Sometimes we're blind to what's right in front of us. We think we're paying full attention, but, as Naomi Karten knows from a recent travel experience, we're not. In this week's column, Naomi describes what happened and discusses some fascinating research that demonstrates how common this form of blindness is.
While en route to present a seminar, I had to change planes in Denver. On arrival in Denver, I checked the departures monitor for my connecting flight. There it was: gate B52 at 3:20 p.m., just as I had expected. It was a short flight on a tiny plane. I had taken many such flights from Denver, and they had all departed from B gates numbered in the 50s.
Having time to kill, I wandered around, periodically rechecking the monitor in case of a gate change. But, no, it was still B52 at 3:20 p.m.
At 2:50 p.m., I moseyed to gate B52. Strangely, the flight information wasn't yet posted, and no service agents were in sight. But, I knew that flights on tiny planes often board right at departure time, so the service agents were surely on their way.
Finally, at 3:00, the flight information was posted. But, it said San Francisco, departing at 4:15 p.m. What? I checked the departure monitor again. It said B52 at 3:20 p.m. How could this be?
And now it was 3:10 p.m. Something was very wrong. Once more, I checked the departure monitor. That's when I saw my departure gate wasn't B52; it was A52! Up until then, the monitor had read B52. I'm sure of it. I'm absolutely positive. But, now it said A52, and I was very far from A52, even at run-like-crazy speed!
To B or not to B
Off I went, hurrying, scurrying, and worrying, doing the airport slalom, swerving around people, veering this way and that, while setting a personal best for inter-terminal travel.
3:11 p.m. ... 3:12 p.m ... 3:13 p.m. ...
Despite huffin' and puffin' regularly at the gym, I quickly became winded. Of course, on the treadmill I don't carry a laptop and carry-on bag.
3:14 p.m. ... 3:15 p.m. … 3:16 p.m. ...
Reaching gate A52 entailed racing through concourse B, rushing down two escalators, taking the train to concourse A (the forty-five-second wait for the train was twice as long as forever), dashing up two long escalators, and speeding to the end of concourse A. Whereupon, at 3:19 p.m., I discovered that my gate wasn't just A52 but A52, door H, downstairs, and at the end of a long corridor.

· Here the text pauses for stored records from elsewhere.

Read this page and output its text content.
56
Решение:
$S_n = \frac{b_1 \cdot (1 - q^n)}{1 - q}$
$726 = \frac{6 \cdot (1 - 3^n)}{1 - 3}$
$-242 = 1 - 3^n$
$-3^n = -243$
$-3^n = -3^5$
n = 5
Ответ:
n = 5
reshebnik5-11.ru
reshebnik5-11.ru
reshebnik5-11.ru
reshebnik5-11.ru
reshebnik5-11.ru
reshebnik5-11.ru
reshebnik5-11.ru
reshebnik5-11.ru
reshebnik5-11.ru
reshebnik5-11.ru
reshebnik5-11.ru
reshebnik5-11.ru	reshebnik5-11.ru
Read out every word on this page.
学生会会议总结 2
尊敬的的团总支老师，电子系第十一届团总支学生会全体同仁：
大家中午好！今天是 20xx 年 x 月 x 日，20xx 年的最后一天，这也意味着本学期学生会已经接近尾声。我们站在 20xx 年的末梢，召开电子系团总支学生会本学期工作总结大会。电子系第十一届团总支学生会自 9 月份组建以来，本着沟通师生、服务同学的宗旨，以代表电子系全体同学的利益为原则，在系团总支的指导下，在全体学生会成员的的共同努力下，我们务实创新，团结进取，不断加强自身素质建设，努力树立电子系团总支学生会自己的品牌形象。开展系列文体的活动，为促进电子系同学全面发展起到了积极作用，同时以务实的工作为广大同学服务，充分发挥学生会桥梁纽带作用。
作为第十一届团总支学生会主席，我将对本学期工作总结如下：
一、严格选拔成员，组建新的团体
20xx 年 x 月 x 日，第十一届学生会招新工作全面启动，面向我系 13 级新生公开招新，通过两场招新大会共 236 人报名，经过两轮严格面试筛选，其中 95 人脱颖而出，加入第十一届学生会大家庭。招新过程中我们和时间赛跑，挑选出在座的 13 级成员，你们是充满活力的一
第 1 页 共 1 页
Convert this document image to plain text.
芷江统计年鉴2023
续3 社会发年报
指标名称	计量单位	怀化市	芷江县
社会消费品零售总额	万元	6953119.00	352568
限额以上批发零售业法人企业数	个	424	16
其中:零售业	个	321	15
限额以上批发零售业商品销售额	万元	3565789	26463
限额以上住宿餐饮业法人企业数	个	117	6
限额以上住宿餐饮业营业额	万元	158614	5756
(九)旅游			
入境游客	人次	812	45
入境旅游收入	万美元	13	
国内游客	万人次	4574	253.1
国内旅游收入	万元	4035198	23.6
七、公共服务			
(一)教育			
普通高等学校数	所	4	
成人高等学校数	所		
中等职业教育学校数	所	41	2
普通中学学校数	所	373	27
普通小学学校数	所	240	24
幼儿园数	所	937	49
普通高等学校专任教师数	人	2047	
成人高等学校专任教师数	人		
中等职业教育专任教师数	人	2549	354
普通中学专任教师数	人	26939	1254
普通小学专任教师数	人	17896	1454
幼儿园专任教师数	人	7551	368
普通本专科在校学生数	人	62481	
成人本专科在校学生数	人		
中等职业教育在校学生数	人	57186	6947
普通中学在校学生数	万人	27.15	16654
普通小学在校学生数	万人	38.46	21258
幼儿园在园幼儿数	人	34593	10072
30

I gasped my way to door H. It was 3:20 p.m. on the dot. The plane was still there, and I was allowed to board.
Believing is Seeing
I had fallen victim to the "believing is seeing" syndrome. Once my heart rate slowed to a normal thumpety-thump and I reflected on the situation. I realized that when I first looked at the monitor, I saw what I expected to see: a B gate. Gate B52 fit my mental model of how things were, because that's how they'd been in the past. Once I "saw" B52, I kept seeing it each time I checked, even when the facts clearly stated otherwise.
Have you ever been so certain of what you believed to be the truth of a situation that you were blind-as I was-to the reality of the situation?
It turns out there's an entire field of research that focuses on types of blindness in which you see just fine yet miss what's happening right in front of you. One such type of blindness, called change blindness, is being blind to a change that takes place right in front of you. Another type, attentional blindness, results from focusing so intently on one thing that you don't notice something else. See the University of Illinois' Visual Recognition Lab's Web site for videos (some very humorous) that demonstrate these types of blindness.
The most well-known of the experiments in this field is the invisible gorilla experiment. In this experiment, you watch a video of several people, some in white shirts and some in black shirts, tossing two balls around. You're directed to silently count the number of tosses among the people in the white shirts. As they toss the balls around, a gorilla (or at least a confederate dressed as a gorilla) saunters right through the circle of ball-tossers. It stops in the middle, beats its chest, and walks away.
Do you think you'd see the gorilla? Most people say, absolutely, no question about it. And, maybe you would see it. But, about half the people who participate in the experiment are so preoccupied counting the balls that they missed the gorilla. Even people who are forewarned about the gorilla (such as you) sometimes watch the video and don't see it.
Try it yourself at the link above. Even if you see the gorilla, might you have missed it if you didn't know about it, as was the case for the research participants? Much as I wish I could say otherwise, I'd have been among those who didn't see it. I'd have been so focused on counting and so determined to get the count right that I'd have missed the gorilla altogether-just as I missed seeing my gate as A52.
What intrigues me about my departure gate situation is that I wasn't blind due to being distracted by something else; I was blind due to being distracted by my belief about what I'd see. As the research demonstrates, we sometimes see little of what's going on around us and easily miss essential information that's right in front of us. (Yet another reason not to text while driving.)
In preparation for future travels, I'm taking a remedial course in my ABCs.